In other words you go out and buy a $800 dollar video card and there is not a single game available that takes advantage of the huge performance boost, which is the very reason you bought it in the first place, until five years later or until the lowest common denominator catches up.

Whats needed here is not crying over some company that can’t keep up to the demands of the market place but consumers demanding that if “they” want to be competitive then they have to up their game to the standards of “supply and demand” and consumers becoming better educated as to what they are buying for the reason they buy in the first place.

So

If you show up on race day with a soccer mom MPV your going to get a whooping unless you have something under the hood that’s a bit more then a 4 banger.

Just saying :wink:

Those of us willing to pay for the good stuff pay the price for less that perfection in a game title if that title has to serve and be sold to the lower end market.

The game that I want is the one that makes me want to go out and buy new hardware. o/

I wouldn’t consider AMD graphics cards that way anymore though, they’ve definitely improved greatly and that’s probably why they’re at 40% market share and not lower

Aye, I knew UE4 wasn’t using it.

I just didn’t know NVIDIA had their own integrations for the engine.

Man, I was typing out one long post nobody’d read. I’ma just shorten it.

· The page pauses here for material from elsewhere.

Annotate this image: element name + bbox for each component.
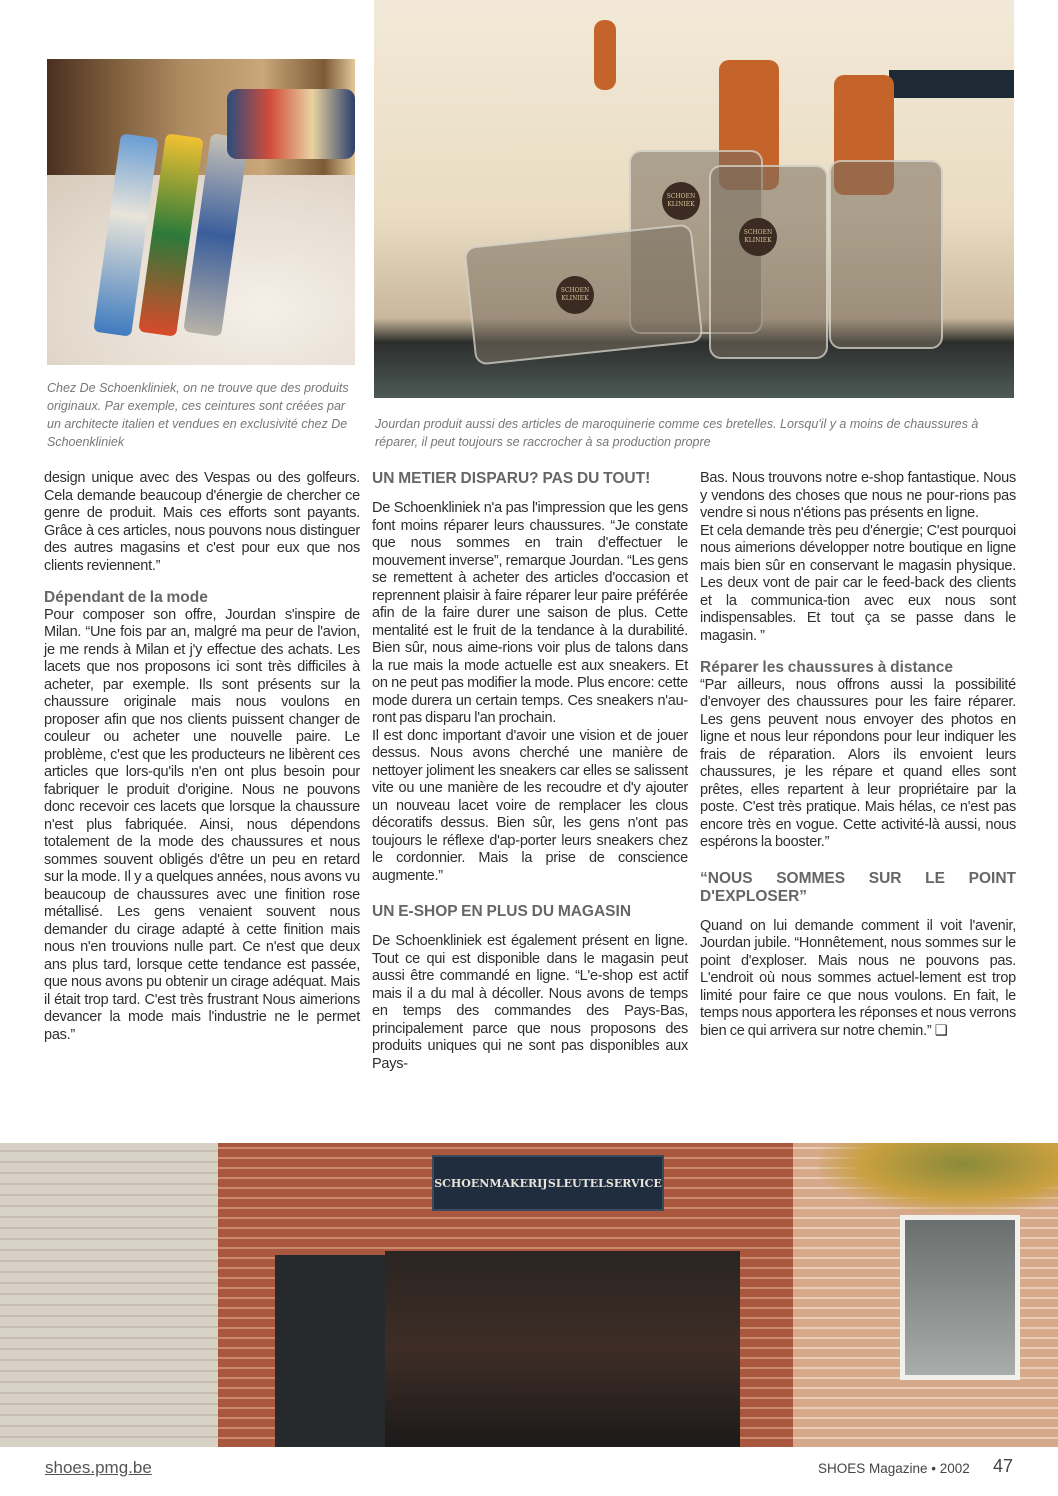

Instead of fighting over which GPU company has worse practices, why don’t you consider the possibility that if a game comes out heavily optimized for one card family and not the other, that the developers may have simply screwed up and didn’t optimize properly? There’s only so much driver optimizations can do (and believe me, they can do A LOT; look at how nVidia’s driver optimizations with DirectX 11 eventually outperformed AMD’s mantle in Thief 2014), and if driver optimizations don’t fix the problem after a couple months, especially if it’s a higher profile game, then let’s look at the devs for neglecting one card family, no?